In October, the Iceberg's 3rd officer Wagdi Akram, a father of four, jumped overboard in a fit of dementia. The pirates fished him out dead.
A video shot last month and obtained by AFP shows two crewmen unzipping an orange plastic casing to reveal the Yemeni sailor's body kept in a freezer with a few bags of ice to keep it cold.
"The body is still in the freezer but we have no diesel to run the generators," the captain said.
Saleh said the crew was banned from calling their families.
The dead seaman's relatives cannot receive inheritance benefits without a death certificate and their demands for financial assistance have been rejected by the owner's agent in Aden.
While pirates are not politically motivated and have tended to spare the lives of their hostages, the crews' detention is no less traumatic and often lasts longer than needed to conduct a successful negotiation.
"The longer a hijacking lasts, the more money shipowners with the right insurance and their intermediaries can get paid," said Ecoterra International, an environmental and human rights NGO monitoring piracy in the region.
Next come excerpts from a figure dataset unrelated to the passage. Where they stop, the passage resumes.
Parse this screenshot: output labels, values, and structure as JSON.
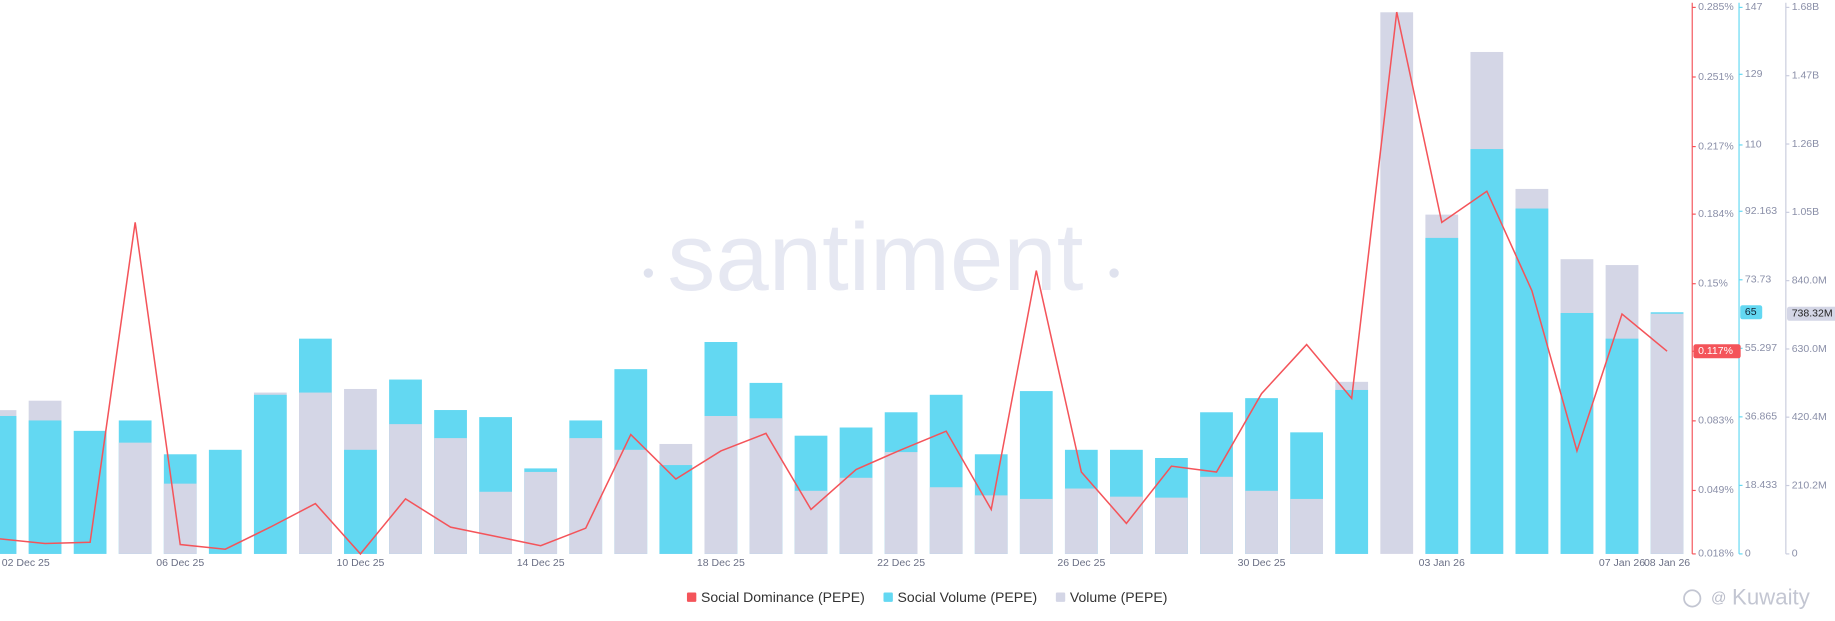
{
  "chart_data": {
    "type": "combo",
    "watermark": "santiment",
    "credit": "Kuwaity",
    "categories": [
      "02 Dec 25",
      null,
      null,
      null,
      "06 Dec 25",
      null,
      null,
      null,
      "10 Dec 25",
      null,
      null,
      null,
      "14 Dec 25",
      null,
      null,
      null,
      "18 Dec 25",
      null,
      null,
      null,
      "22 Dec 25",
      null,
      null,
      null,
      "26 Dec 25",
      null,
      null,
      null,
      "30 Dec 25",
      null,
      null,
      null,
      "03 Jan 26",
      null,
      null,
      null,
      "07 Jan 26",
      "08 Jan 26"
    ],
    "ylim": [
      0.018,
      0.285
    ],
    "yticks": [
      {
        "value": 0.018,
        "label": "0.018%"
      },
      {
        "value": 0.049,
        "label": "0.049%"
      },
      {
        "value": 0.083,
        "label": "0.083%"
      },
      {
        "value": 0.117,
        "label": "0.117%"
      },
      {
        "value": 0.15,
        "label": "0.15%"
      },
      {
        "value": 0.184,
        "label": "0.184%"
      },
      {
        "value": 0.217,
        "label": "0.217%"
      },
      {
        "value": 0.251,
        "label": "0.251%"
      },
      {
        "value": 0.285,
        "label": "0.285%"
      }
    ],
    "y2lim": [
      0,
      147
    ],
    "y2ticks": [
      0,
      18.433,
      36.865,
      55.297,
      73.73,
      92.163,
      110,
      129,
      147
    ],
    "y3lim": [
      0,
      1680000000
    ],
    "y3ticks": [
      0,
      {
        "value": 210200000,
        "label": "210.2M"
      },
      {
        "value": 420400000,
        "label": "420.4M"
      },
      {
        "value": 630000000,
        "label": "630.0M"
      },
      {
        "value": 840000000,
        "label": "840.0M"
      },
      {
        "value": 1050000000,
        "label": "1.05B"
      },
      {
        "value": 1260000000,
        "label": "1.26B"
      },
      {
        "value": 1470000000,
        "label": "1.47B"
      },
      {
        "value": 1680000000,
        "label": "1.68B"
      }
    ],
    "series": [
      {
        "name": "Social Dominance (PEPE)",
        "type": "line",
        "axis": "y",
        "color": "#f4545a",
        "last_label": "0.117%",
        "values": [
          0.0254,
          0.0231,
          0.0237,
          0.18,
          0.0226,
          0.0203,
          0.0311,
          0.0426,
          0.018,
          0.0449,
          0.0311,
          0.0266,
          0.022,
          0.0306,
          0.0763,
          0.0546,
          0.0683,
          0.0769,
          0.0397,
          0.0592,
          0.0689,
          0.078,
          0.0397,
          0.1564,
          0.058,
          0.0329,
          0.0609,
          0.058,
          0.0963,
          0.1203,
          0.094,
          0.2827,
          0.18,
          0.1952,
          0.1466,
          0.0683,
          0.1352,
          0.117
        ]
      },
      {
        "name": "Social Volume (PEPE)",
        "type": "bar",
        "axis": "y2",
        "color": "#63d8f2",
        "last_label": "65",
        "values": [
          37.1,
          35.9,
          33.1,
          35.9,
          26.8,
          28.0,
          42.8,
          57.9,
          28.0,
          46.9,
          38.7,
          36.8,
          23.0,
          35.9,
          49.7,
          23.9,
          57.0,
          46.0,
          31.8,
          34.0,
          38.1,
          42.8,
          26.8,
          43.8,
          28.0,
          28.0,
          25.8,
          38.1,
          41.9,
          32.7,
          44.1,
          null,
          85.0,
          108.9,
          92.9,
          64.8,
          57.9,
          65
        ]
      },
      {
        "name": "Volume (PEPE)",
        "type": "bar",
        "axis": "y3",
        "color": "#d4d6e6",
        "last_label": "738.32M",
        "values": [
          442000000,
          471000000,
          null,
          342000000,
          216000000,
          null,
          496000000,
          496000000,
          507000000,
          399000000,
          356000000,
          191000000,
          252000000,
          356000000,
          320000000,
          338000000,
          424000000,
          417000000,
          194000000,
          234000000,
          313000000,
          205000000,
          180000000,
          169000000,
          201000000,
          176000000,
          173000000,
          237000000,
          194000000,
          169000000,
          529000000,
          1665000000,
          1043000000,
          1543000000,
          1122000000,
          906000000,
          888000000,
          738320000
        ]
      }
    ]
  }
}
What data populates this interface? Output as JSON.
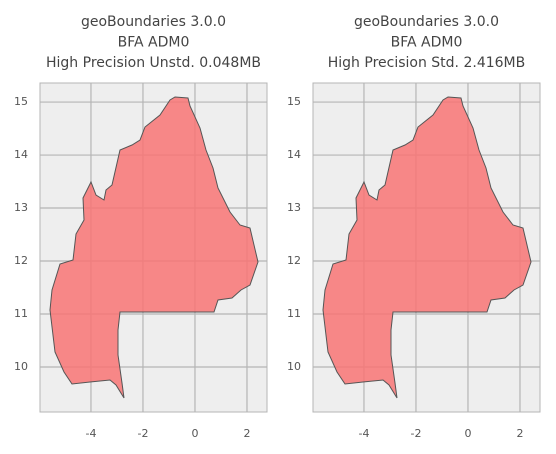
{
  "chart_data": [
    {
      "type": "map",
      "title": [
        "geoBoundaries 3.0.0",
        "BFA ADM0",
        "High Precision Unstd. 0.048MB"
      ],
      "xlim": [
        -5.96,
        2.77
      ],
      "ylim": [
        9.15,
        15.36
      ],
      "xticks": [
        -4,
        -2,
        0,
        2
      ],
      "yticks": [
        10,
        11,
        12,
        13,
        14,
        15
      ],
      "grid": true,
      "color": "#f87474"
    },
    {
      "type": "map",
      "title": [
        "geoBoundaries 3.0.0",
        "BFA ADM0",
        "High Precision Std. 2.416MB"
      ],
      "xlim": [
        -5.96,
        2.77
      ],
      "ylim": [
        9.15,
        15.36
      ],
      "xticks": [
        -4,
        -2,
        0,
        2
      ],
      "yticks": [
        10,
        11,
        12,
        13,
        14,
        15
      ],
      "grid": true,
      "color": "#f87474"
    }
  ]
}
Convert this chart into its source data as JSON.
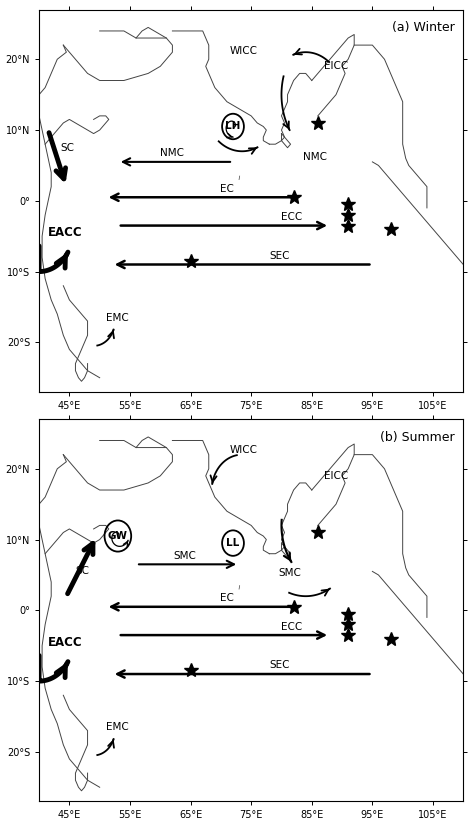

"If no party with the interest of the crew at heart is applying pressure, negotiations that could be conducted in a matter of three to four weeks can last many months," an Ecoterra spokesman told AFP.
In the case of the Faina, a Ukrainian ship hijacked in September 2008 with a controversial cargo of weapons and on which the captain also died, the ransom paid after four months was the exact amount demanded after two days.
Adding to the trauma, crews are often still onboard when hijacked vessels are used by the pirates as "mother ships" from which to launch fresh attacks.
Few seamen have access to counselling when they get home.
The MV Iceberg's crew is confined to its hold and no contact has been made with the ship owner for six weeks, the captain and one of the pirates said.
"When a yacht is caught, the sailors are worth more for the pirates than the boat. But in most piracy cases, the value of the vessel itself and its cargo is what guarantees to the captors that a ransom is paid," Ecoterra explained.
"The crew's welfare becomes a very low priority, with pirates wishing they didn't have more people to feed and shipowners sometimes wishing they didn't have a crew preventing them from pulling off an insurance scam and sinking the vessel," the spokesman said.
On Thursday, relatives of Kenyan seamen held on three different hijacked vessels organized a vigil in the coastal city of Mombasa to demand news of their loves and financial support.
Families are often kept in the dark by governments hiding behind a "no negotiation with pirates" policy and by the complex onion-layered ownership structures of many vessels.